A GFI report showed that a record US$3.1 billion (S$4.2 billion) was invested in alternative proteins globally last year - three times the capital raised in 2019.

And Singapore is well poised to capitalise on this, said Ms Mirte Gosker, GFI's acting managing director for the Asia-Pacific.

"Singapore and its forward-thinking government can definitely be a global leader in the alternative protein space," she said.

Last December, the Republic was the first country to approve the sale of a cultured meat product - chicken bites by Californian firm Eat Just. The firm announced last month that Cantonese restaurant Madame Fan at JW Marriott Singapore South Beach will replace conventional chicken with cultured meat for delivery on Thursdays. A once-a-week dine-in option is also being planned, depending on Covid-19 measures.

In April, a food safety hub was launched by NTU, the Singapore Food Agency, and the Agency for Science, Technology and Research to support local and overseas agri-food firms by studying new ways to assess food safety risks in novel foods, while keeping abreast of newer, emerging forms of food.

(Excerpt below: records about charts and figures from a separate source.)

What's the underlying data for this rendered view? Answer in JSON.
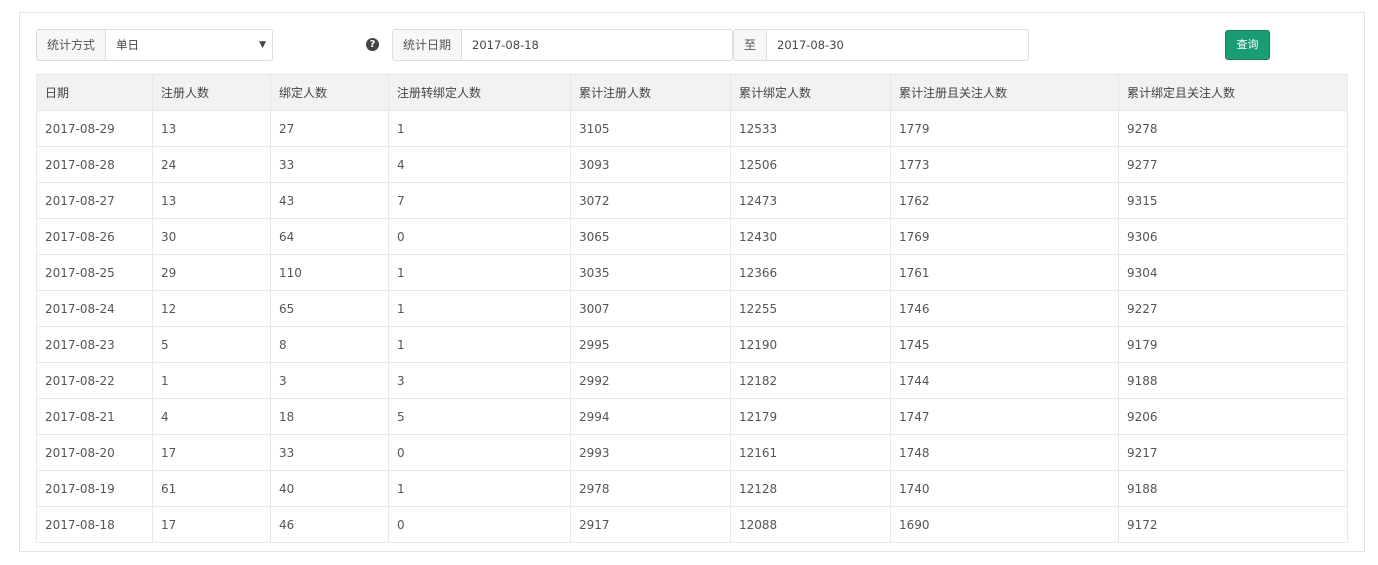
{
  "filter": {
    "mode_label": "统计方式",
    "mode_value": "单日",
    "help_icon": "question-circle-icon",
    "date_label": "统计日期",
    "start_date": "2017-08-18",
    "to_label": "至",
    "end_date": "2017-08-30",
    "query_button": "查询",
    "accent_color": "#1a9c74"
  },
  "table": {
    "headers": [
      "日期",
      "注册人数",
      "绑定人数",
      "注册转绑定人数",
      "累计注册人数",
      "累计绑定人数",
      "累计注册且关注人数",
      "累计绑定且关注人数"
    ],
    "rows": [
      [
        "2017-08-29",
        "13",
        "27",
        "1",
        "3105",
        "12533",
        "1779",
        "9278"
      ],
      [
        "2017-08-28",
        "24",
        "33",
        "4",
        "3093",
        "12506",
        "1773",
        "9277"
      ],
      [
        "2017-08-27",
        "13",
        "43",
        "7",
        "3072",
        "12473",
        "1762",
        "9315"
      ],
      [
        "2017-08-26",
        "30",
        "64",
        "0",
        "3065",
        "12430",
        "1769",
        "9306"
      ],
      [
        "2017-08-25",
        "29",
        "110",
        "1",
        "3035",
        "12366",
        "1761",
        "9304"
      ],
      [
        "2017-08-24",
        "12",
        "65",
        "1",
        "3007",
        "12255",
        "1746",
        "9227"
      ],
      [
        "2017-08-23",
        "5",
        "8",
        "1",
        "2995",
        "12190",
        "1745",
        "9179"
      ],
      [
        "2017-08-22",
        "1",
        "3",
        "3",
        "2992",
        "12182",
        "1744",
        "9188"
      ],
      [
        "2017-08-21",
        "4",
        "18",
        "5",
        "2994",
        "12179",
        "1747",
        "9206"
      ],
      [
        "2017-08-20",
        "17",
        "33",
        "0",
        "2993",
        "12161",
        "1748",
        "9217"
      ],
      [
        "2017-08-19",
        "61",
        "40",
        "1",
        "2978",
        "12128",
        "1740",
        "9188"
      ],
      [
        "2017-08-18",
        "17",
        "46",
        "0",
        "2917",
        "12088",
        "1690",
        "9172"
      ]
    ]
  }
}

Ms Gosker said the Republic's investment in open-access research and development and innovation infrastructure can help to ensure that start-ups and corporations will look at Singapore as a home base for their R&D, pilot plants and, in some cases, even commercial-scale production facilities.

"Talent is something which is very important to enable (this), that is why the course we launch is such an important step," she added.

Professor Ling San, deputy president and provost of NTU, said the university's partnership with GFI Asia-Pacific will see NTU leveraging its strength in emerging food technologies to develop local talent in the alternative protein sector.

He said: "With NTU's deep expertise in food science and GFI's extensive network of experts, our students will be able to benefit from a cutting-edge course on alternative meats delivered by an international panel of experts, which will stand them in good stead in the future job market."